The National Park Service used bark-colored and stone-toned paint yesterday to obliterate the work of vandals who spray-painted messages on 25 hardwood trees and a dozen boulders in Rock Creek Park, according to a Park Service official.

The damage, which was discovered over the Memorial Day weekend, was extensive, said Rock Creek Park Assistant Superintendent Cindy Cox. "They hit trees, logs and boulders and just kept going until they ran out of paint," Cox said. "We found an empty paint can at the end of the damaged area."

The neon orange and blue graffiti appeared along a half-mile-long path that connects 17th Street NW in the Mount Pleasant neighborhood with Beach Drive in the park, Cox said. The area, known as Piney Branch Park, is popular with dog walkers, she said.

Park Service employees took color samples into the heavily wooded area to match the paint as closely as possible to the browns and grays of nature, and then a three-man crew spent four hours on the cleanup work yesterday, she said.

The logs were chopped up and removed, she said.

Most of the vandalism was done in splashes of paint, but three names--Wendall, Kenny and Kevin--and messages to "kill white people" and an obscenity directed at white people were also found, according to Lt. Rob MacLean, a U.S. Park Police spokesman.

MacLean said the incident was under investigation. Anyone arrested in the incident could be charged with destruction of government property and participating in a hate crime. MacLean said police would increase patrols in the area as a result of the incident.

He said police had found gang names painted in the same area in recent years but did not know wether there was a connection between those incidents and the most recent one.
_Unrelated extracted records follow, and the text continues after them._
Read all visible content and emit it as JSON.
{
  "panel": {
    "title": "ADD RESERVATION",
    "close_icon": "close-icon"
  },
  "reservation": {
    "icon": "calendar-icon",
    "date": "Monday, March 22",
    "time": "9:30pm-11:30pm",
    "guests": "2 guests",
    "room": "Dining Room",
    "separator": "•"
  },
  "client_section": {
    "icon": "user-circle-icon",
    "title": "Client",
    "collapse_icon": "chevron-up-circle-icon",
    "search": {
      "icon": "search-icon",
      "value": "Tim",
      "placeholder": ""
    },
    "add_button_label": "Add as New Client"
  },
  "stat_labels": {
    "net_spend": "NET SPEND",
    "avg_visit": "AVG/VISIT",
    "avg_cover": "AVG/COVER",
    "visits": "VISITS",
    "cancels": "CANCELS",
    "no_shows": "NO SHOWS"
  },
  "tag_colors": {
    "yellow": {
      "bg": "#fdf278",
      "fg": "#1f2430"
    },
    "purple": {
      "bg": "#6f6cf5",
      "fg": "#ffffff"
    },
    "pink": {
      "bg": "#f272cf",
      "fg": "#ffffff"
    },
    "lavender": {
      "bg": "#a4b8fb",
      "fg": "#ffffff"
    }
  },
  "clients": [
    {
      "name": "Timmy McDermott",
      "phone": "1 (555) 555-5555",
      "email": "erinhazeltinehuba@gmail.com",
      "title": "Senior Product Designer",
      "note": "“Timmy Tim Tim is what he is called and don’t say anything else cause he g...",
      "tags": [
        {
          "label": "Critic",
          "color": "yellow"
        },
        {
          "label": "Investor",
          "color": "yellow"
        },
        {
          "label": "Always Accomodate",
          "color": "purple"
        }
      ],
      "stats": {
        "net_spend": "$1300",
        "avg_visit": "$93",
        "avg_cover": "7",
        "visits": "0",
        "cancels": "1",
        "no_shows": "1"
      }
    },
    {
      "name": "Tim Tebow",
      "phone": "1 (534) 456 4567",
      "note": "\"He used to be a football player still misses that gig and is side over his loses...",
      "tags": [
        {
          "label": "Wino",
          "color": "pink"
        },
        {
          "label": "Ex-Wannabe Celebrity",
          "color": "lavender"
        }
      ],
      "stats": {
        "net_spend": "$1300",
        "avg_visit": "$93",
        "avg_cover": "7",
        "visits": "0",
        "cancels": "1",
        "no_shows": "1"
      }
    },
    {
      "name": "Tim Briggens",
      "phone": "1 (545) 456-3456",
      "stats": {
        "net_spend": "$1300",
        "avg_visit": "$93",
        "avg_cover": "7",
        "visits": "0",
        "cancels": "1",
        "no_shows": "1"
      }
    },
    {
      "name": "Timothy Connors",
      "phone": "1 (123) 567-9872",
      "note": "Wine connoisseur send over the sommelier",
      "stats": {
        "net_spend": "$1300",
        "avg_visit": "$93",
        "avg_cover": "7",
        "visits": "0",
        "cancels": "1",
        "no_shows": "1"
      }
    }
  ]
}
Cox said there have been recent graffiti problems in other areas of Rock Creek Park, including a picnic area near the William H.G. Fitzgerald Tennis Center and on the marquee for the Carter Barron Amphitheater, both located just off 16th Street and Colorado Avenue NW. She said spray-painted messages have been a continuing problem at Meridian Hill Park, also known as Malcolm X Park, near 16th and W streets NW.

At those locations, work crews use pressure washers to remove the paint, she said.

Cox said residents of Mount Pleasant were quick to notify the Park Service about the damage last weekend. She said the Park Service tries to remove the spray paint quickly as a way to discourage more vandalism.

CAPTION: Graffiti mars a sign in Rock Creek Park. Trees and boulders were vandalized.